I imported the nodes and edges files into Gephi after hand editing their column names to conform to Gephi’s standard. Gephi automatically aggregated the edges between nodes to create weighted edges representing the total number of shared users. I adjusted the layout in Gephi to represent the weighted edges using different thicknesses. The nodes were scaled by total users active in each mailing list, an attribute extracted from my database, and their color was scaled on a pale to dark red spectrum according to the total number of messages during the period of analysis, also extracted from the database. I used the Forced Atlas 2 layout algorithm, which forces the most central nodes out of the center for easier comprehension, and then hit the graph a few times with the Expansion layout algorithm to give extra space between nodes.

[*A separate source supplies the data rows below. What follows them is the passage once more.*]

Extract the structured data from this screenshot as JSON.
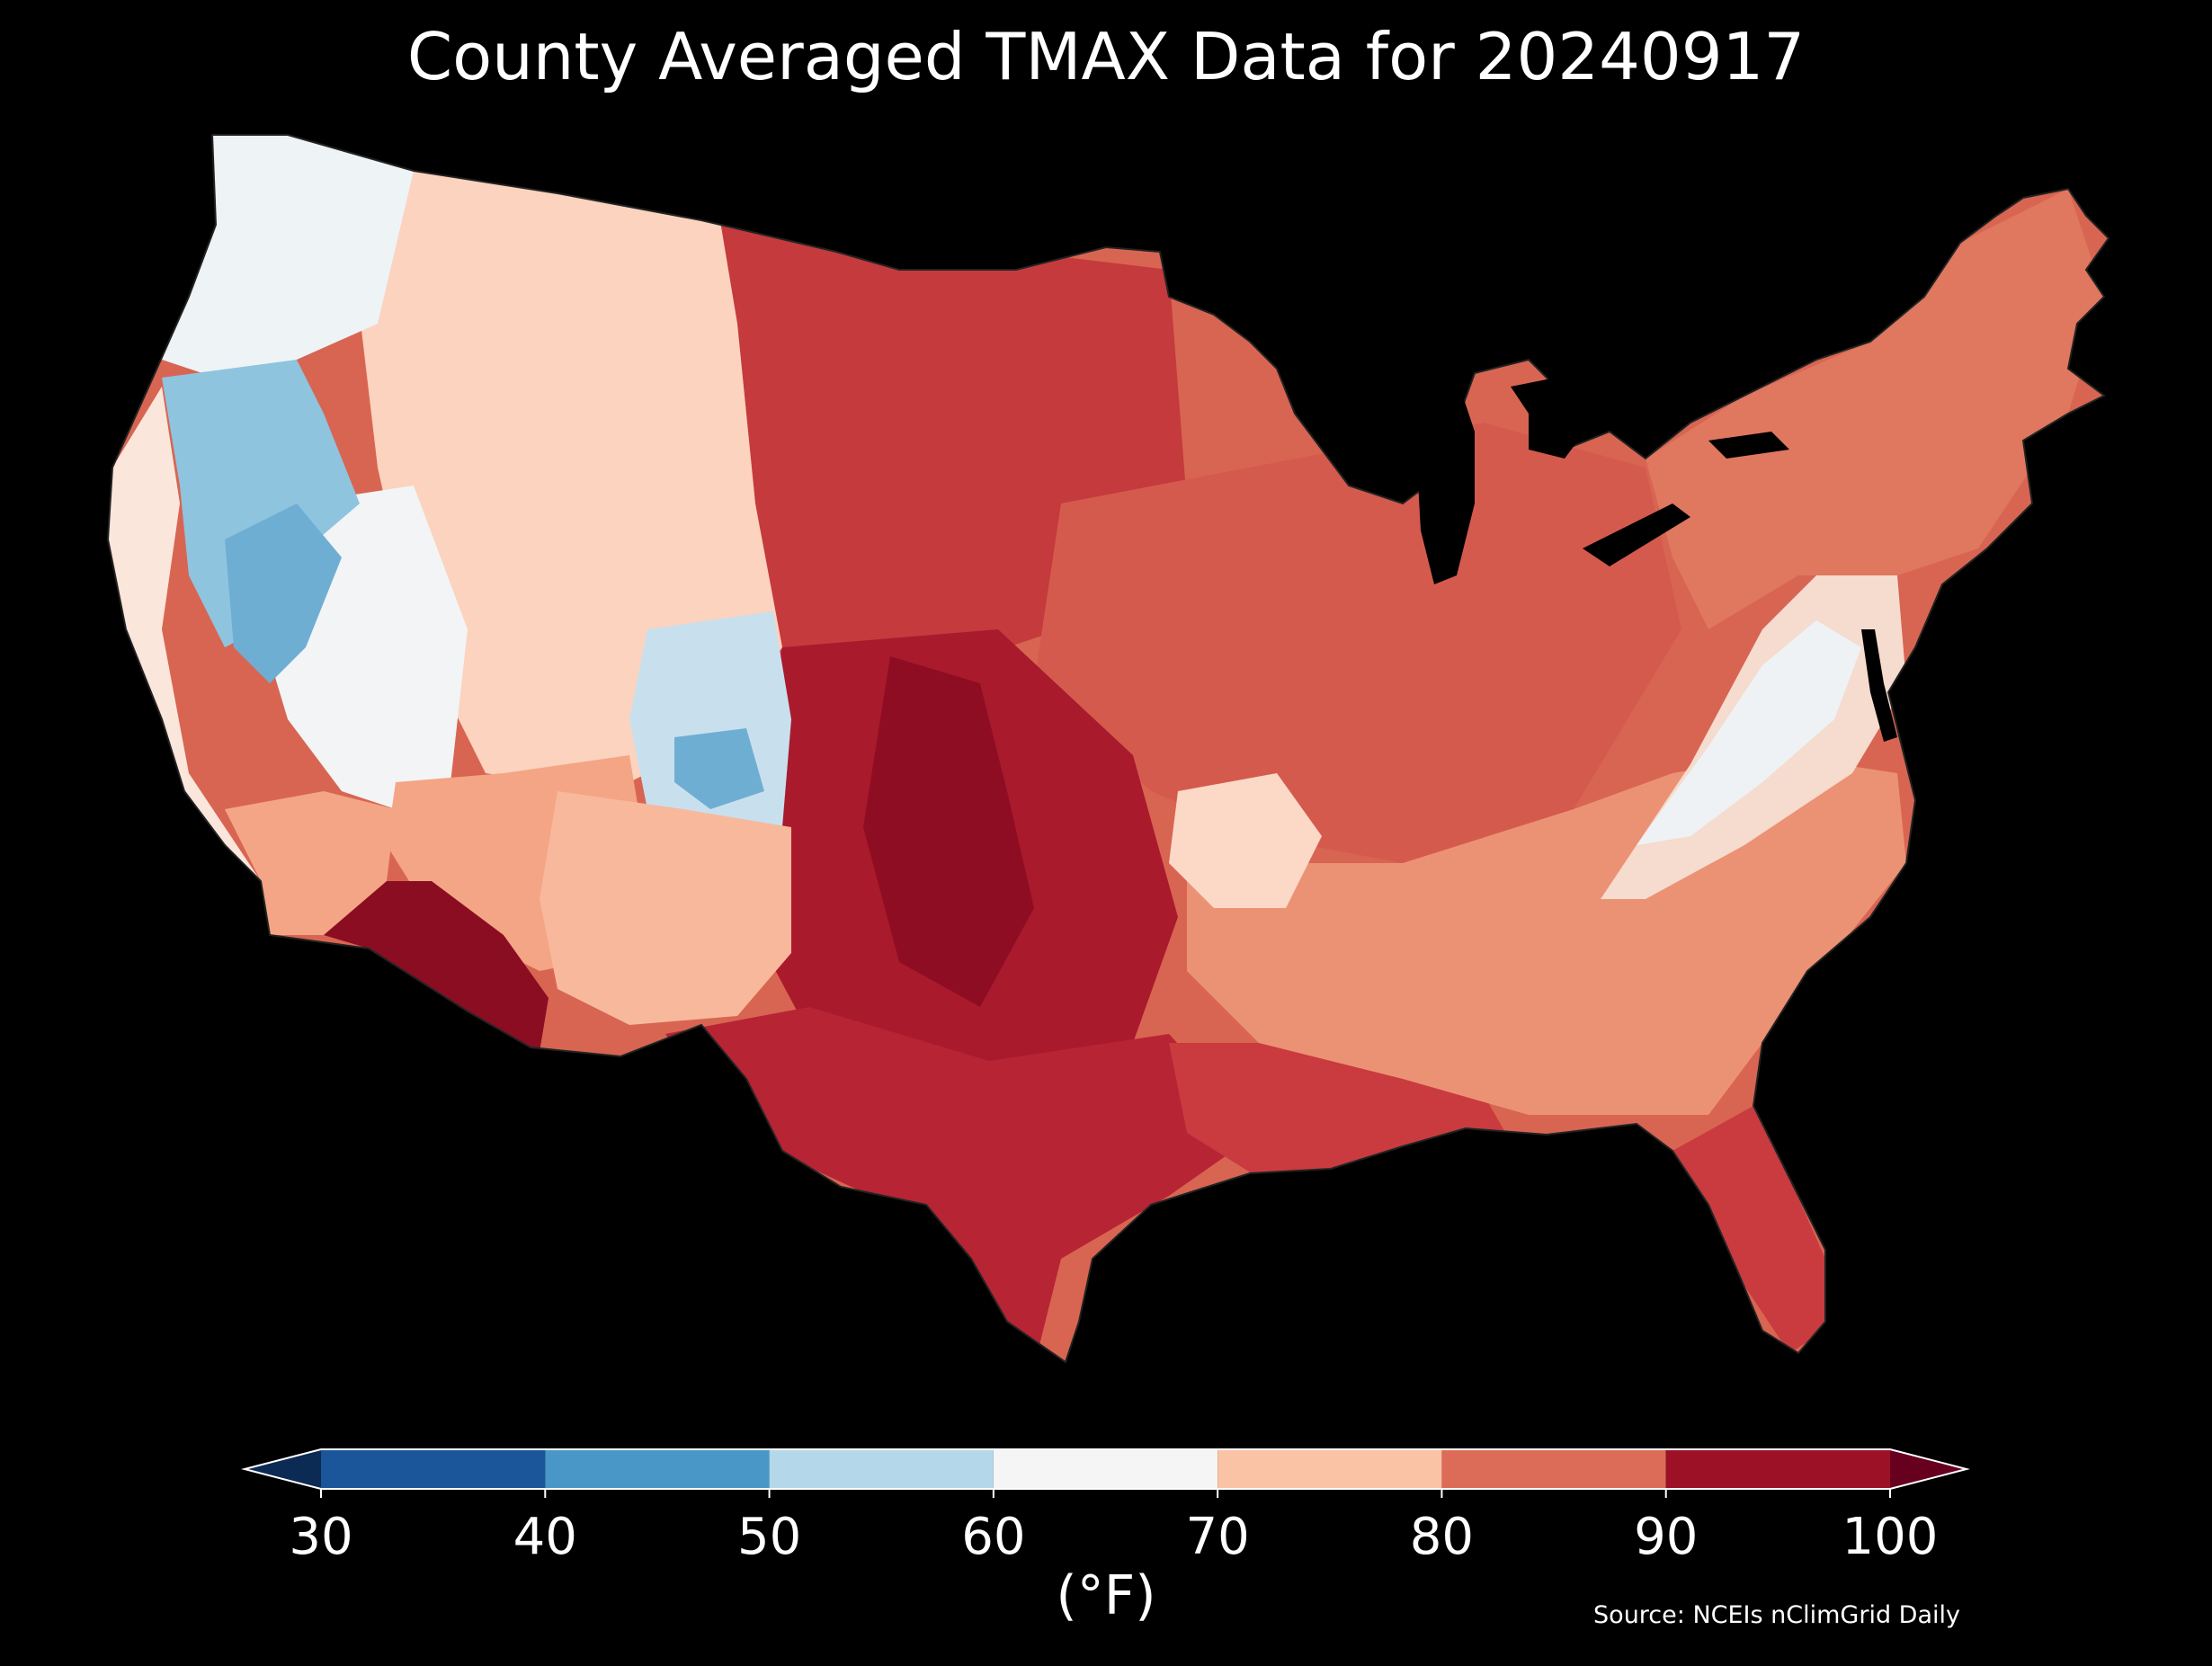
{
  "title": "County Averaged TMAX Data for 20240917",
  "colorbar": {
    "unit_label": "(°F)",
    "ticks": [
      "30",
      "40",
      "50",
      "60",
      "70",
      "80",
      "90",
      "100"
    ],
    "bins": [
      {
        "range": [
          30,
          40
        ],
        "color": "#1b569b"
      },
      {
        "range": [
          40,
          50
        ],
        "color": "#4997c7"
      },
      {
        "range": [
          50,
          60
        ],
        "color": "#b5d7ea"
      },
      {
        "range": [
          60,
          70
        ],
        "color": "#f5f5f5"
      },
      {
        "range": [
          70,
          80
        ],
        "color": "#fbc3a5"
      },
      {
        "range": [
          80,
          90
        ],
        "color": "#dc6c58"
      },
      {
        "range": [
          90,
          100
        ],
        "color": "#9d1127"
      }
    ],
    "under_color": "#0b2a54",
    "over_color": "#67001f",
    "extend": "both"
  },
  "source": "Source: NCEIs nClimGrid Daily",
  "map": {
    "background": "#000000",
    "regions": [
      {
        "name": "pacific-northwest-coast",
        "value": 62,
        "color": "#eef3f6"
      },
      {
        "name": "northern-california-interior",
        "value": 48,
        "color": "#8fc4df"
      },
      {
        "name": "sierra-nevada",
        "value": 45,
        "color": "#6faed3"
      },
      {
        "name": "great-basin",
        "value": 63,
        "color": "#f2f4f5"
      },
      {
        "name": "northern-rockies",
        "value": 70,
        "color": "#fde2d4"
      },
      {
        "name": "colorado-rockies",
        "value": 50,
        "color": "#c8e0ee"
      },
      {
        "name": "desert-southwest",
        "value": 95,
        "color": "#8b0d22"
      },
      {
        "name": "new-mexico",
        "value": 75,
        "color": "#f4a585"
      },
      {
        "name": "northern-plains",
        "value": 88,
        "color": "#c53a3c"
      },
      {
        "name": "southern-plains",
        "value": 95,
        "color": "#8f0d23"
      },
      {
        "name": "texas-gulf",
        "value": 90,
        "color": "#b72434"
      },
      {
        "name": "midwest",
        "value": 85,
        "color": "#d55a4e"
      },
      {
        "name": "ozarks",
        "value": 70,
        "color": "#fbd9c6"
      },
      {
        "name": "southeast",
        "value": 80,
        "color": "#ec9274"
      },
      {
        "name": "appalachians",
        "value": 63,
        "color": "#eef2f5"
      },
      {
        "name": "northeast",
        "value": 80,
        "color": "#e0775f"
      },
      {
        "name": "florida",
        "value": 88,
        "color": "#c93b3f"
      }
    ]
  }
}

Using the Sigmajs Exporter plugin, I exported the network so that it could be viewed on the web as an interactive visualization. I customized the default javascript and css in several ways to display the network graph more clearly. In the config.json file, I manipulated the graph properties to create greater contrasts between node sizes and edge weights, and adjusted the label threshold under drawing properties to ensure all nodes were labeled. I modified the sigma.js defaults for edge color, by forcing them to be a standard grey rather than the color of their source. This corrects for what is actually an undirected network (shared user relationships are mutual) being interpreted as directed. Finally, in the “Information Pane” I forced it to display the edge weights (shared number of users) between the active node and its neighbors, next to their listed names.